After a committee initially dismissed the idea, the Arizona Board of Regents unanimously approved last month a disability studies major to be offered by the New College of Interdisciplinary Arts and Sciences at ASU’s West campus.

During this past semester, ASU also killed a disability studies certificate program proposed by the School of Social Transformation on Tempe’s campus.

“The fact that it’s out at West is only because they came to the provost first and by far with the best and most comprehensive program,” says ASU spokesman Bret Hovell, adding that New College will work together with the School of Social Transformation to allow SST to contribute classes to a disability studies minor.

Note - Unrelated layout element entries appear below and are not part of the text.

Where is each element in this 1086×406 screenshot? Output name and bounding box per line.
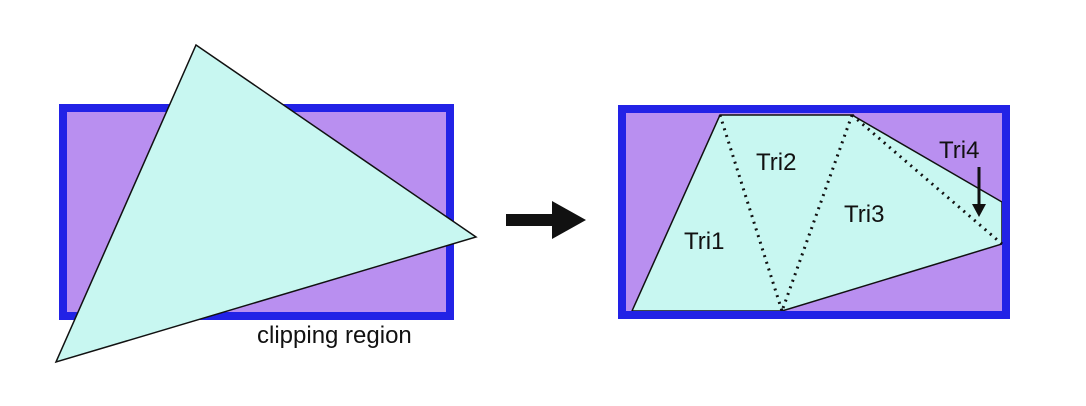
tri1-label: Tri1 [684, 228, 724, 255]
tri4-label: Tri4 [939, 137, 979, 164]
right-clipping-region-border [618, 105, 1010, 319]
clipping-region-label: clipping region [257, 322, 412, 349]
tri2-label: Tri2 [756, 149, 796, 176]
left-input-triangle [54, 43, 478, 364]
tri3-label: Tri3 [844, 201, 884, 228]
tri4-pointer-arrow-icon [972, 167, 986, 217]
triangulation-lines [718, 113, 1003, 312]
right-arrow-icon [506, 201, 586, 239]
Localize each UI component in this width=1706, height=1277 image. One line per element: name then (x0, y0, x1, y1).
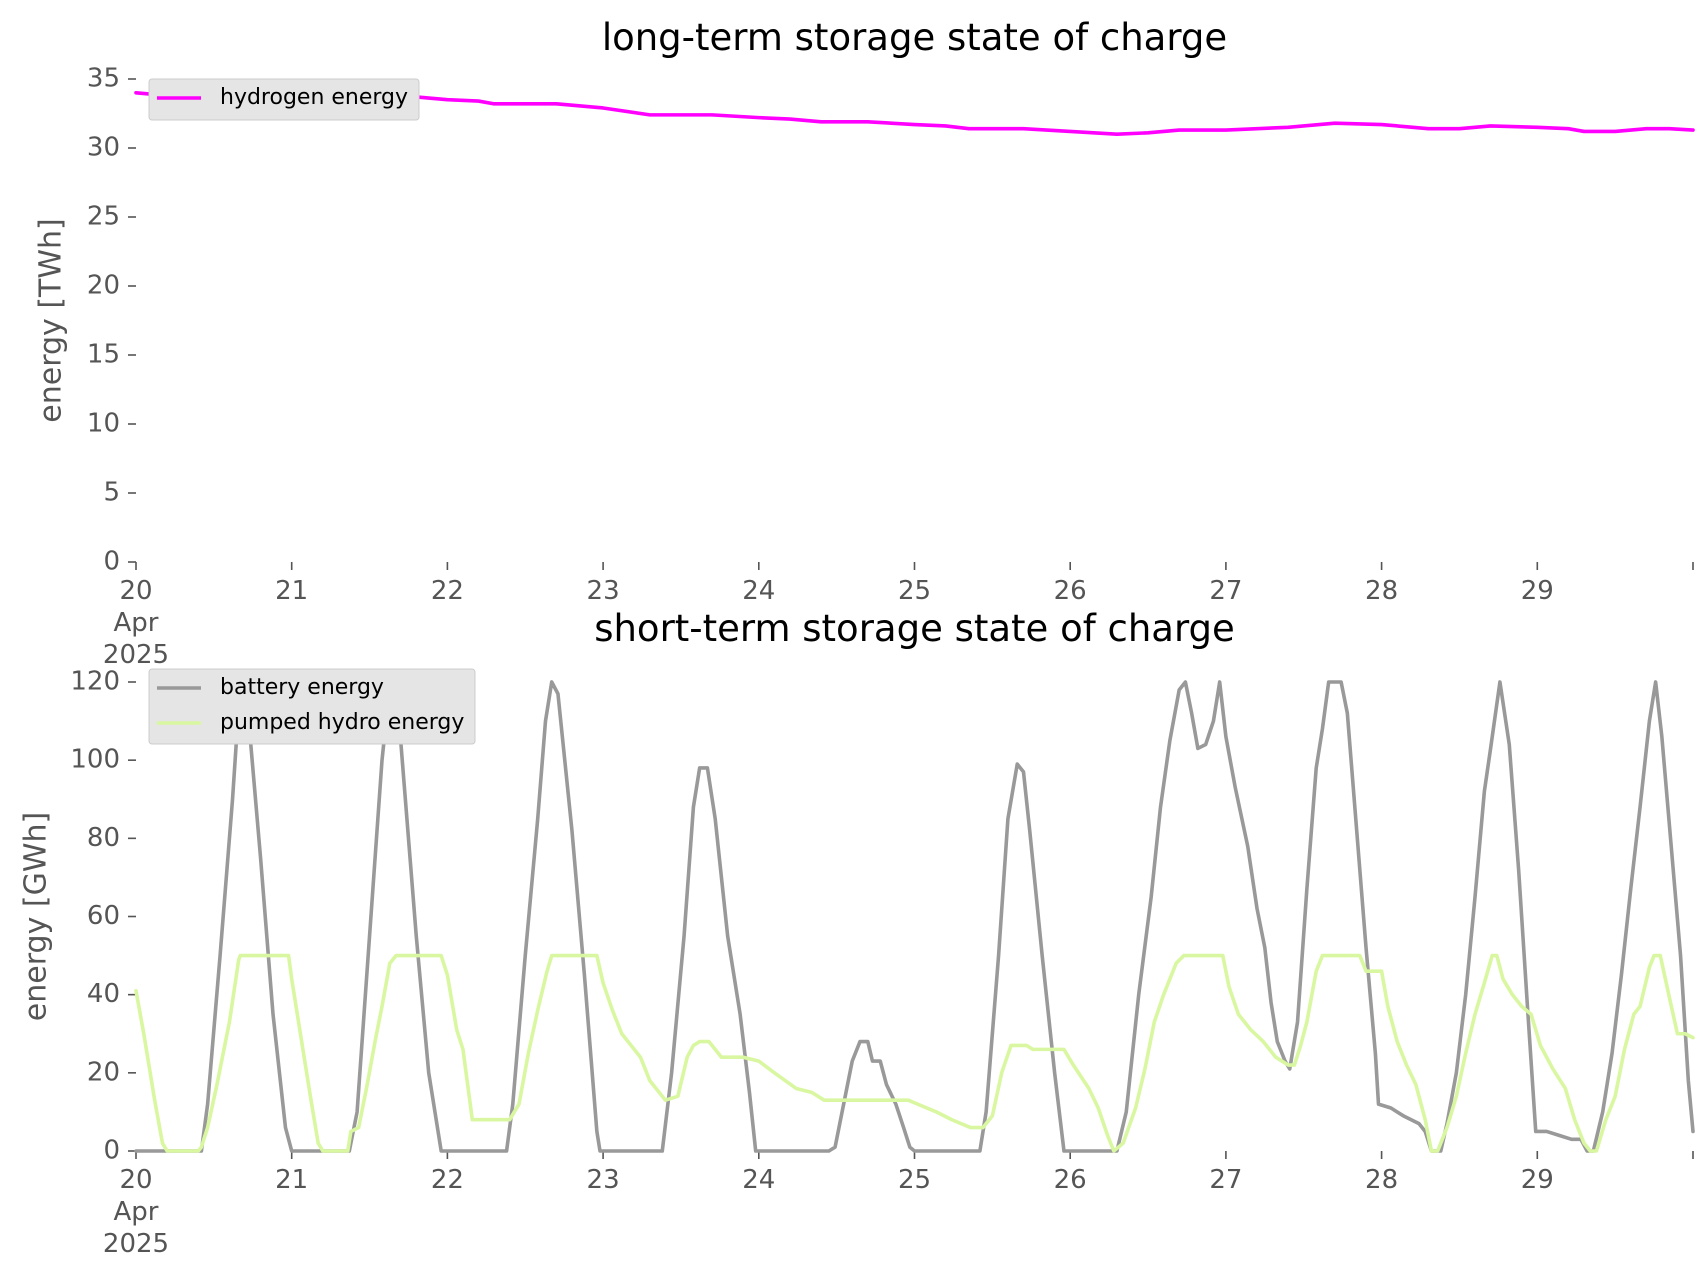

Disability studies – particularly when focused on the humanities – is a burgeoning academic field across the country, but not, until now, in metro Phoenix, although ASU’s Walter Cronkite School of Journalism and Mass Communication is home to the National Center on Disability and Journalism (full disclosure: I sit on its board of directors).

As Patricia Friedrich explains, New College’s disability studies program will “combine expertise in different disciplines, especially in humanities and the social sciences” to allow students to understand disability holistically. The major is currently in the planning phase.

“Historically,” Friedrich adds, “there have been many medical models of disability, folks that looked at disability from a medical perspective.”

This major will be different, incorporating everything from politics to literature to architecture, with an emphasis not only on humanities but also on environment. By viewing disability as part of the environment rather than the person, one can “do more about it to make their participation in society broader and more fulfilling,” Friedrich says.

She offers an everyday example: Friedrich is 5 feet, 3 inches tall. If she had to climb stairs that were 5 feet high, that would present an environment that would disable her.

“Once you locate disability in the environment, you can ask many questions,” she says, including, “what’s making it harder to live and what can I do about it?”

Along with Friedrich, other faculty who will likely be involved with the disability studies major include Majia Nadisen, whose book Constructing Autism is, in part, about society’s reactions to autism diagnoses; Annika Mann, who focuses on literature and the history of science and medicine; and Patrick Bixby, literature and disability.

ASU West senior associate dean Todd Sandrin, who spearheaded the move to get the major approved, says it comes as “a result of the kind of expertise that our faculty has” and the desire to “continue to engage with both research and teaching elements that are important to us.”

He adds, “It’s a program that speaks very much to who we are as a college, who we are as a university and who we are as educators.”